The Yeltsin vision of a presidential republic provides the head of state with not only extensive powers to rule by decree, but also the power to dissolve the parliament. The parliament, which has supported the draft drawn up over the past two years in the Constitutional Commission nominally headed by Yeltsin, proposes more limited powers, though not less than those of an American or French president.
The powerful presidency disturbs even supporters of the president who warn against creating an institution that could be used at another time to reverse, not promote, democratic and market reforms.
"I don't believe the constitution can be written only on the basis of the assumption that the president of Russia will always be democratic, will always be a champion of human rights," former Premier Yegor Gaidar, the architect of Yeltsin's economic reforms, told reporters this week. Power to the regions
The draft also has been heavily criticized for giving undue concessions of autonomy and power to the 23 ethnically defined republics that are part of the federation, at the expense of the majority Russian regions. Many worry that republics such as oil-rich Tatarstan will use this as an opportunity to break away from Russia, seeking control over tax, budget, and even monetary policies within their borders.
Finance Minister Boris Fyodorov, while basically supporting the draft, expresses concern that republican autonomy could end up destroying efforts at economic reform and threaten Russian unity.
"I do not believe that there can be states inside Russia with their own central bank which do not pay money into the budget," Fyodorov told a gathering of foreign reporters on June 2. "It could lead to civil war."
The self-appointed Constitutional Assembly is supposed to finalize the text of a proposed constitution after considering almost 2,000 amendments offered from politicians, regional governments, and others. More than half of the 762 delegates represent the republics and territories, with the rest drawn from the central government and the parliament and from parties, public movements, and state and private business.

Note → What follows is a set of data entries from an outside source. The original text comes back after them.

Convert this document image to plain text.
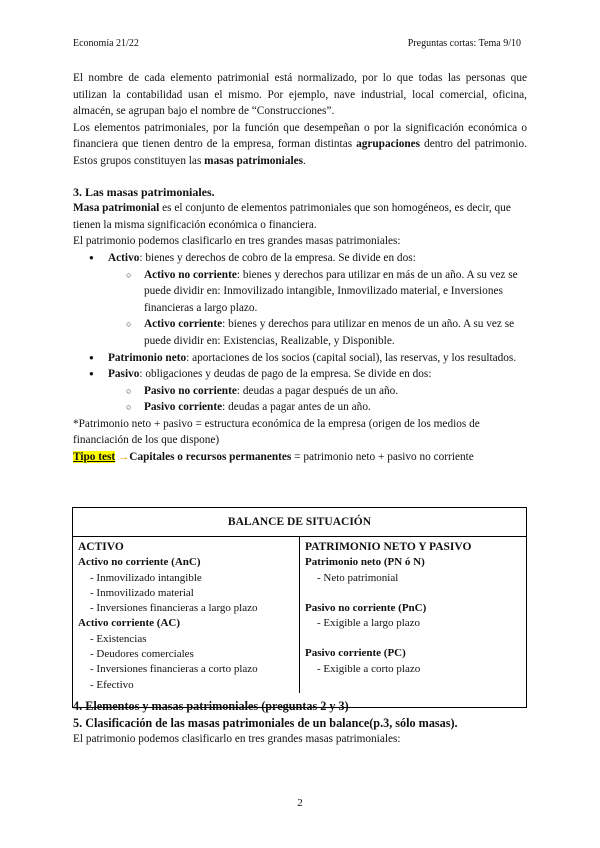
Economía 21/22	Preguntas cortas: Tema 9/10

El nombre de cada elemento patrimonial está normalizado, por lo que todas las personas que utilizan la contabilidad usan el mismo. Por ejemplo, nave industrial, local comercial, oficina, almacén, se agrupan bajo el nombre de “Construcciones”.

Los elementos patrimoniales, por la función que desempeñan o por la significación económica o financiera que tienen dentro de la empresa, forman distintas agrupaciones dentro del patrimonio. Estos grupos constituyen las masas patrimoniales.

3. Las masas patrimoniales.

Masa patrimonial es el conjunto de elementos patrimoniales que son homogéneos, es decir, que tienen la misma significación económica o financiera.

El patrimonio podemos clasificarlo en tres grandes masas patrimoniales:

● Activo: bienes y derechos de cobro de la empresa. Se divide en dos:
○ Activo no corriente: bienes y derechos para utilizar en más de un año. A su vez se puede dividir en: Inmovilizado intangible, Inmovilizado material, e Inversiones financieras a largo plazo.
○ Activo corriente: bienes y derechos para utilizar en menos de un año. A su vez se puede dividir en: Existencias, Realizable, y Disponible.
● Patrimonio neto: aportaciones de los socios (capital social), las reservas, y los resultados.
● Pasivo: obligaciones y deudas de pago de la empresa. Se divide en dos:
○ Pasivo no corriente: deudas a pagar después de un año.
○ Pasivo corriente: deudas a pagar antes de un año.

*Patrimonio neto + pasivo = estructura económica de la empresa (origen de los medios de financiación de los que dispone)

Tipo test →Capitales o recursos permanentes = patrimonio neto + pasivo no corriente

BALANCE DE SITUACIÓN
ACTIVO
Activo no corriente (AnC)
- Inmovilizado intangible
- Inmovilizado material
- Inversiones financieras a largo plazo
Activo corriente (AC)
- Existencias
- Deudores comerciales
- Inversiones financieras a corto plazo
- Efectivo
PATRIMONIO NETO Y PASIVO
Patrimonio neto (PN ó N)
- Neto patrimonial
Pasivo no corriente (PnC)
- Exigible a largo plazo
Pasivo corriente (PC)
- Exigible a corto plazo

4. Elementos y masas patrimoniales (preguntas 2 y 3)

5. Clasificación de las masas patrimoniales de un balance(p.3, sólo masas).

El patrimonio podemos clasificarlo en tres grandes masas patrimoniales:

2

According to Yeltsin's decree, the entire group will gather only on the first day to hear speeches by Yeltsin and others. They will then divide into five working groups: of federal officials; of regional and republican administrations; of regional and local legislatures; of parties, unions, and other public movements; and of manufacturers and private businessmen.
Each group, with co-chairmen already carefully chosen by Yeltsin, will conduct majority votes on the amendments, referring their results to a working commission that will in turn draw up a final draft to be considered at a concluding plenary session.
Echoing Soviet Communist Party congresses, both the proceedings and the delegates themselves will be largely inaccessible to the media. Russian reporters will be restricted to a separate press area so as not to "hamper the work of commissions," explained Presidential Chief of Staff Sergei Filatov. Foreign news media are being largely excluded on the grounds of lack of space. Making it legal
Assuming he emerges with an acceptable constitution, Yeltsin's next task will be to find a way to put it into force. One path is the legal one - approval by the Congress of People's Deputies - but that is only likely if Yeltsin is confident he can control that body. The president has outlined three other options: electing a special constituent assembly to adopt a constitution; holding a referendum; or holding elections to a new parliament that would adopt the constitution in October.